Documenting your mitigation strategies puts you in control of the project. You can manage your risks or they will surely manage you.
In this series Part 1, I addressed Risk Identification. In Part 2, I addressed Risk Probability, Impact and Exposure. In this entry I will discuss the concept of the “Risk Trigger”.
An important aspect of Risk Management is knowing and detecting that the risk has occurred. This is know as a “Risk Trigger”. In some cases it may be obvious. An example of this would be a risk such as “If the project team loses key resource “A”, then the task estimates assigned to “A” will need to be extended which may impact key milestone commitments”. In most cases the PM will know when they have lost a key resource. However, in the case of very large project teams, the key resource may be embedded deep in the project hierarchy, hiding the loss unless there is a communication plan to notify the PM
Your risk triggers must define the method you will use to monitor the risk. For example, if there is a possible change to a government regulation that will impact your project, you can engage your Legal team to monitor the status of this regulation on a regular basis and report any changes directly to the PM.
Here is another example: if there is a risk your server capacity is insufficient to meet peak demand, you might direct your technical team to establish monitors for CPU and disk usage and raise a flag if they are approaching the safe limits.
The lesson here is don’t assume you will just know when a risk has occurred.
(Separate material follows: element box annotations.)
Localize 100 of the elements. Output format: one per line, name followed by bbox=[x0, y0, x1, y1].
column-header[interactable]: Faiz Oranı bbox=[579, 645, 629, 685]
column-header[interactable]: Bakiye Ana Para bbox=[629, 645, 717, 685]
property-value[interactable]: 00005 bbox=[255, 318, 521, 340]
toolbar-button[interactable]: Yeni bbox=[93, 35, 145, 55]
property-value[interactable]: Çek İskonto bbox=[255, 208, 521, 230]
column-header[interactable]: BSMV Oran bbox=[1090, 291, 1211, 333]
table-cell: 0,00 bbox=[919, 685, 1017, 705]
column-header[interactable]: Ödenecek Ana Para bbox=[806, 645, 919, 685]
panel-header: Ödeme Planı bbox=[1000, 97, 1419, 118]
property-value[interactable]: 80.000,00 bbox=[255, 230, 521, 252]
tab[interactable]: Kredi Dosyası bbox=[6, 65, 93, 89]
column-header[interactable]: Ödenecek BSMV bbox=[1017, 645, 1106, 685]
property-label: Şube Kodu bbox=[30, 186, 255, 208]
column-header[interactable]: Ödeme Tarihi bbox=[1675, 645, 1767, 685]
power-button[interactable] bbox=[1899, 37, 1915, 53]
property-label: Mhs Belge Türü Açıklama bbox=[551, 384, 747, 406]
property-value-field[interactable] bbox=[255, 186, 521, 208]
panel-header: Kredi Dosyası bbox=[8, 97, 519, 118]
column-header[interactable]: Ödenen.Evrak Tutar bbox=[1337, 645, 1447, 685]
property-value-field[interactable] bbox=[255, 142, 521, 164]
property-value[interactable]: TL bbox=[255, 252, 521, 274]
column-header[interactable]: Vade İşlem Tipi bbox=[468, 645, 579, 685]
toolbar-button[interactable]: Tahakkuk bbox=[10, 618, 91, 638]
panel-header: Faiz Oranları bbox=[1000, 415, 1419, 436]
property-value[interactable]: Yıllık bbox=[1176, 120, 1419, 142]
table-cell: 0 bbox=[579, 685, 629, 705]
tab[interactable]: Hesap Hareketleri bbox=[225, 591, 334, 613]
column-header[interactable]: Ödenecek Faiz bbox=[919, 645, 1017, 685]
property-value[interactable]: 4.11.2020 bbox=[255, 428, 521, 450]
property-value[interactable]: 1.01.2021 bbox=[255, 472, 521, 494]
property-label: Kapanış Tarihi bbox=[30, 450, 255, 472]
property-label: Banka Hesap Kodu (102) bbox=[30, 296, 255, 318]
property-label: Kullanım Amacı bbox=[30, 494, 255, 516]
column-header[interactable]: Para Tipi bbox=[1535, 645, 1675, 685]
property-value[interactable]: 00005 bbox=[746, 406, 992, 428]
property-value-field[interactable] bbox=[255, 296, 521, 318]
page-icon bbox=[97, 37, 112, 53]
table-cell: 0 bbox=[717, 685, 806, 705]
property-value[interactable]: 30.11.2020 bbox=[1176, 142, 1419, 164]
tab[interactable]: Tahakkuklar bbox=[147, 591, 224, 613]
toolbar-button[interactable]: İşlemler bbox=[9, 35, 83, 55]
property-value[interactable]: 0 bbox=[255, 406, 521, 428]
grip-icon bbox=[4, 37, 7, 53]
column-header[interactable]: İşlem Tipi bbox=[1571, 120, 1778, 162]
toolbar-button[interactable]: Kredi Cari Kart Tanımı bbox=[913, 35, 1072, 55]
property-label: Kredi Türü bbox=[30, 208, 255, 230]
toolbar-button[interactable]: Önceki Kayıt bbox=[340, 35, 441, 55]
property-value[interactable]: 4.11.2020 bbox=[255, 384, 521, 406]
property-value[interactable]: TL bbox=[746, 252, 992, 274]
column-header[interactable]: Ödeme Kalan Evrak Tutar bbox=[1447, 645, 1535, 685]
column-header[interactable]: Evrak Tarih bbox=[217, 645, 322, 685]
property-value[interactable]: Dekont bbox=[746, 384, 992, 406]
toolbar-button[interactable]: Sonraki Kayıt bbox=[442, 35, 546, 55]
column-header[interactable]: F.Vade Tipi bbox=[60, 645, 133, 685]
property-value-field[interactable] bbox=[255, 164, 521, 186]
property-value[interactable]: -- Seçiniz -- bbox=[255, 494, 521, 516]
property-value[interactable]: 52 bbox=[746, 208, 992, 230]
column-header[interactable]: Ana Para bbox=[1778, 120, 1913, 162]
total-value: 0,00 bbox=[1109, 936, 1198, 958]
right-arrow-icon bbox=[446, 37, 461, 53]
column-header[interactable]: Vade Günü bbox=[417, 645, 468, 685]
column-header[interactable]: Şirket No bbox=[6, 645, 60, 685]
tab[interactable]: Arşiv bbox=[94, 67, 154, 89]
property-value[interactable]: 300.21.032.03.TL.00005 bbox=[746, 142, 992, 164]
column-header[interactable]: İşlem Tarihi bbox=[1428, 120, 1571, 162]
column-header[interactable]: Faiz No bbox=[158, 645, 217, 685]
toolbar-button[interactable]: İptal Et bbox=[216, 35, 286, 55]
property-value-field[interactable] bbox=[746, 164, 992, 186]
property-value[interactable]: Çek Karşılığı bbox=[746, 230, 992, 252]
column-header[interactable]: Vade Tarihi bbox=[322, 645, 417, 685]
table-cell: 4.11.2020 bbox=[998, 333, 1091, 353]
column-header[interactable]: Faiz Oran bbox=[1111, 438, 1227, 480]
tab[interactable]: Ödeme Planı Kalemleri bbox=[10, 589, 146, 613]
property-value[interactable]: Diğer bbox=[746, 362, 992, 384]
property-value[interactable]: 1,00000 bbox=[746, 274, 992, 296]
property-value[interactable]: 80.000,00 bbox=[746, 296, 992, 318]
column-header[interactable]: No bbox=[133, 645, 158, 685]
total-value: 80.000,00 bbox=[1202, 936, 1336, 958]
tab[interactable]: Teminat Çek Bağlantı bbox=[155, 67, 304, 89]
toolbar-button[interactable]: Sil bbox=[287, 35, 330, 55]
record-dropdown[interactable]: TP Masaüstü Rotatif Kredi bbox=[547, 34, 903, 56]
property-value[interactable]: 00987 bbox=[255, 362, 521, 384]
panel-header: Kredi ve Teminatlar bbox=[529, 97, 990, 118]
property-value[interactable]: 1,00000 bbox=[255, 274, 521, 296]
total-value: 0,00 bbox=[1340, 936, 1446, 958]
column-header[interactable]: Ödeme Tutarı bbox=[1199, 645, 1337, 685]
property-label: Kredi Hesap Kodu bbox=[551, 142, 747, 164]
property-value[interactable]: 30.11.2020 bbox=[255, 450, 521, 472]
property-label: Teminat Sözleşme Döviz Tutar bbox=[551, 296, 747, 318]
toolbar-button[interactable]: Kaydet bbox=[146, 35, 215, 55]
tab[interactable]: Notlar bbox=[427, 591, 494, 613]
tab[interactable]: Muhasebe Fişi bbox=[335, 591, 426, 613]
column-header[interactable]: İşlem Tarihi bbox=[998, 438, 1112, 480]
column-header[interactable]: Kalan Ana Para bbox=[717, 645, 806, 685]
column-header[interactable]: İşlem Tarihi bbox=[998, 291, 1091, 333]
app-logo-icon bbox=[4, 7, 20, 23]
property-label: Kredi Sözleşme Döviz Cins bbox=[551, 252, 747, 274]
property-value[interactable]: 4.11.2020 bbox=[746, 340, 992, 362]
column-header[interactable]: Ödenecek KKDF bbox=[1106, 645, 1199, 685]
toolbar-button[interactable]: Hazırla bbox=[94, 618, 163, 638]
Define Risk Triggers (even the obvious ones) for all of your risks.
Now that you know your risks, exposures, and when they occur, the next step is to manage them with mitigation and contingency plans. I will tackle these topics in the upcoming posts.
After you have identified your risks, the next step is to prioritize them. We do that by assigning a probability rating and an impact rating, then combining the two to determine your exposure (i.e. priority).
The Risk Probability is a measure of the likelihood of the risk occurring. In most cases it is difficult to assign an exact probability. It usually will be sufficient to define probabilities as “High”, “Medium”, and “Low” and define these probabilities as ranges. Here is an example of the ranges I typically use:
- High = 70% or greater probability
- Medium = between 40 – 69 % probability
- Low = less than 40% probability
You can use whatever definition you choose as long as all of the parties helping you assign probability are aware of the defined ranges.
The Risk Impact is a measure of the effect of the Risk occurrence on the schedule, scope, budget and quality of the project. Again, since in most cases this may be difficult to quantify, using ranges represented by “High”, “Medium” and “Low” will suffice. Here is an example of range definitions for Risk Impact:
- High = greater than 10% impact on one or more of schedule, scope, budget and quality
- Medium = 5-10% impact on one or more of schedule, scope, budget and quality
- Low = less than 5% impact on one or more of schedule, scope, budget and quality
The Risk Exposure is a product of both the Risk Probability and the Risk Impact. It is also measured as “High”, “Medium” and “Low” if that is the way you defined the probability and impact. Here is how the Risk Exposure can be determined:
- Probability (High) + Impact (High) = Exposure (High)
- Probability (High) + Impact (Medium) = Exposure (High)
- Probability (High) + Impact (Low) = Exposure (Low)
- Probability (Medium) + Impact (High) = Exposure (High)
- Probability (Medium) + Impact (Medium) = Exposure (Medium)
- Probability (Medium) + Impact (Low) = Exposure (Low)
- Probability (Low) + Impact (High) = Exposure (Medium – but watch closely due to impact)
- Probability (Low) + Impact (Medium) = Exposure (Medium)
- Probability (Low) + Impact (Low) = Exposure (Low)
Now that you have your Risk Exposure determined you should monitor and act on them in order of exposure, with the ones rated “High” given the most attention. This will help you allocate your risk management resources appropriately.